Simple Lifestyle Interventions Help Obese Pregnant Women Lower Risk of High Birth Weight Infants
A team of Australian researchers found that simple lifestyle interventions can avert the risk of obese pregnant women delivering heavy birth weight babies
Birth weight is defined as the body weight of a baby at its birth. Health experts consider birth weight as a key indicator of the ability of the newborn to survive. High birth weight usually occurs in full-term or post term infants.
Studies conducted earlier have revealed that infants with high birth weight have greater risk of becoming obese as children or adults.
The latest study by researchers at the University of Adelaide found that through simple lifestyle interventions that include dietary changes and increasing physical activity, obese pregnant women can lower the risk of high birth weights in newborn. This finding is part of the EC-funded EarlyNutrition Project coordinated by the Ludwig-Maximilians-Universtat, Munich.

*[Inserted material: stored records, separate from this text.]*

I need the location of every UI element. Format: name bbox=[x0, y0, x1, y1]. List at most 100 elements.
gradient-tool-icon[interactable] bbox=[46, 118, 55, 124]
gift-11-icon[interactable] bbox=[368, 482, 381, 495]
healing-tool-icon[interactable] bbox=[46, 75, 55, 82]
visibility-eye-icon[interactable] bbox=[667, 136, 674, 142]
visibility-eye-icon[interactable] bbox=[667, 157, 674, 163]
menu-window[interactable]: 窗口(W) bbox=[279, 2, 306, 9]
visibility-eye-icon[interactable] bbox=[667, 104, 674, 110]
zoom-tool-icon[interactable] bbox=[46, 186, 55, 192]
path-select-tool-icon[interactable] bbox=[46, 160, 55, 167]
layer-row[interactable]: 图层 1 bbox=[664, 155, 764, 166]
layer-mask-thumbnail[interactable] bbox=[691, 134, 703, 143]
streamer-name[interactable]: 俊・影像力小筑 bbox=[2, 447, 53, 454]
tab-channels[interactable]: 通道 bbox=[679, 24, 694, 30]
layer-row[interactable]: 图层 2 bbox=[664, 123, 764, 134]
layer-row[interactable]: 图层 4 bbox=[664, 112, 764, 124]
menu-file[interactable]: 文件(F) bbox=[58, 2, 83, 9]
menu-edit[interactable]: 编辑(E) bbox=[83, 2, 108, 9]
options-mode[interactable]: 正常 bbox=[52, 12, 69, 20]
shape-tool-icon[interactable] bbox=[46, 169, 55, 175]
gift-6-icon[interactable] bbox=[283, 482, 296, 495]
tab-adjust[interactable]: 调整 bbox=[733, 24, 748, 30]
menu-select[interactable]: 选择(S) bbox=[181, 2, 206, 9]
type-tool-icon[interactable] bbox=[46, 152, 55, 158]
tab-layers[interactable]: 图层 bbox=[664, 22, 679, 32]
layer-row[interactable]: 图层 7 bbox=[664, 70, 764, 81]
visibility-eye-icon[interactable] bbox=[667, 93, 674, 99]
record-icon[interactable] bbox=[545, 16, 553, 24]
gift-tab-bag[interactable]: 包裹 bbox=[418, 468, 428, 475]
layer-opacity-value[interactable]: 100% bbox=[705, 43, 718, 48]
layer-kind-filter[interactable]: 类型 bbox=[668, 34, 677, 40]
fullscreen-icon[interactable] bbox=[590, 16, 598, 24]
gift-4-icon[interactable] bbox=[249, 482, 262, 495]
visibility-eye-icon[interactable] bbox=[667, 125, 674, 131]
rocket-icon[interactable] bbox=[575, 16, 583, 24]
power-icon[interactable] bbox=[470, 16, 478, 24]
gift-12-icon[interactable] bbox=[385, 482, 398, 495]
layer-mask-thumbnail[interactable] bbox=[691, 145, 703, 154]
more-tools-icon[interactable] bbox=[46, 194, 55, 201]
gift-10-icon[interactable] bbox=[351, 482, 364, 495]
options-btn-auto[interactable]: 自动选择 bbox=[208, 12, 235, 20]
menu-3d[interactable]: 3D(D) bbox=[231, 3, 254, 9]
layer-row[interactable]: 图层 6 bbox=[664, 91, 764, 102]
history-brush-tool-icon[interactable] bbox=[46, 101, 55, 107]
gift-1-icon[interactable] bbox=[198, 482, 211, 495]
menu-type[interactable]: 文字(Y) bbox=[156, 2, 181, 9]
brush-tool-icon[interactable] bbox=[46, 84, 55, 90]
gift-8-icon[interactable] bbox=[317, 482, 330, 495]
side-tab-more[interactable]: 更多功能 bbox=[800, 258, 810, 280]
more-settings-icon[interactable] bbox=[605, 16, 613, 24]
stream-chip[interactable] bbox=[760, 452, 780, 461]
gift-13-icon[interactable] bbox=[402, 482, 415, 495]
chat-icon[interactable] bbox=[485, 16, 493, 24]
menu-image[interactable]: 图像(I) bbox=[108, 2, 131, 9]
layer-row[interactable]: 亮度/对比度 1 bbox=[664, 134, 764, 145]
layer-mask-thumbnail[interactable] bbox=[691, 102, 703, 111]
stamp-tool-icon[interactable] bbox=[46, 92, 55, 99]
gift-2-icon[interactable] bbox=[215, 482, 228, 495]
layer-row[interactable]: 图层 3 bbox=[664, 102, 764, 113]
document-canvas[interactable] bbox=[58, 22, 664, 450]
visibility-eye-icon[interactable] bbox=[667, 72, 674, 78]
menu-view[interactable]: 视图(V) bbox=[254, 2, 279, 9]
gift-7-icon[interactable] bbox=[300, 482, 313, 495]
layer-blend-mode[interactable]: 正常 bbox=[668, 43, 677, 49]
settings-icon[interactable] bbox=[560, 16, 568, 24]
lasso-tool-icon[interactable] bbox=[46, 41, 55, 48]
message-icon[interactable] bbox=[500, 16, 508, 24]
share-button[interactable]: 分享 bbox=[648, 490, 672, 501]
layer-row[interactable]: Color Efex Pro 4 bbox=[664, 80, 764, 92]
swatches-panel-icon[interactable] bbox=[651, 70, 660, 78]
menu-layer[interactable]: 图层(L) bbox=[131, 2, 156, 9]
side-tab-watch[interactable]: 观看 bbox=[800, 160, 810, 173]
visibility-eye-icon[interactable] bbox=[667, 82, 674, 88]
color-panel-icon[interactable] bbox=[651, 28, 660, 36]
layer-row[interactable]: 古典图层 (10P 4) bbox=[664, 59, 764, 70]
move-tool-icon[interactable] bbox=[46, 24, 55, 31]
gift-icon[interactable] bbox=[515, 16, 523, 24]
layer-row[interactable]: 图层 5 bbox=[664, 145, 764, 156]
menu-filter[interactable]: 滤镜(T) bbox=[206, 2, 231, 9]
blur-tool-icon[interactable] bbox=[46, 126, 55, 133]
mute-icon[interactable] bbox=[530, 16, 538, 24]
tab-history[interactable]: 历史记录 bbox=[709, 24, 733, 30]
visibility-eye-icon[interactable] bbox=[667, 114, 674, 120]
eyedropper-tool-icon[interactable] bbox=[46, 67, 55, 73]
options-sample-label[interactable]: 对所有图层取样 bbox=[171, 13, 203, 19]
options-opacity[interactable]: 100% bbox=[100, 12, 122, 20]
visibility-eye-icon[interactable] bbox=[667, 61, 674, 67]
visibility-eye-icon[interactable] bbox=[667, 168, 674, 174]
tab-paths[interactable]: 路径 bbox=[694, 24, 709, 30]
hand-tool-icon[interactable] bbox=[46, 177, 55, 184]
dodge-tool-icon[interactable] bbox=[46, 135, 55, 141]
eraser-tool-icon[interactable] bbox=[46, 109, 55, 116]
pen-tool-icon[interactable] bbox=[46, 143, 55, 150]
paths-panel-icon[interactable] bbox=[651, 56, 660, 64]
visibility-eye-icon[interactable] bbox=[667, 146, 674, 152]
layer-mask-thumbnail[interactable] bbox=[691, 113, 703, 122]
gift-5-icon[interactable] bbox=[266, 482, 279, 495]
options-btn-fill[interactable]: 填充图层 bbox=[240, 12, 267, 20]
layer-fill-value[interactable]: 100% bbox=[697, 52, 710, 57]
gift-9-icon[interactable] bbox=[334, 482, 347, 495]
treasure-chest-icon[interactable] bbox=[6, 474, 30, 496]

The researchers conducted a study of 2,200 obese women during pregnancy. Among these, half were given advice and support to alter their eating habits that included increasing the number of servings per day of fruits and vegetables and lowering the intake of foods that were high in refined carbohydrates and saturated fats.
Apart from this, women were also asked to increase the level of physical activity, basically by increasing walking and incidental activity level.
Professor Jodie Dodd summarizes the results: "Infants born to women who received lifestyle advice were 18% less likely to have a high birth weight compared to infants born to women who received standard care."
As obesity is considered a major health problem both among children as well in adults, reducing high infant birth weights is one good strategy to battle it.
The finding was documented in the journal Annals of Nutrition and Metabolism.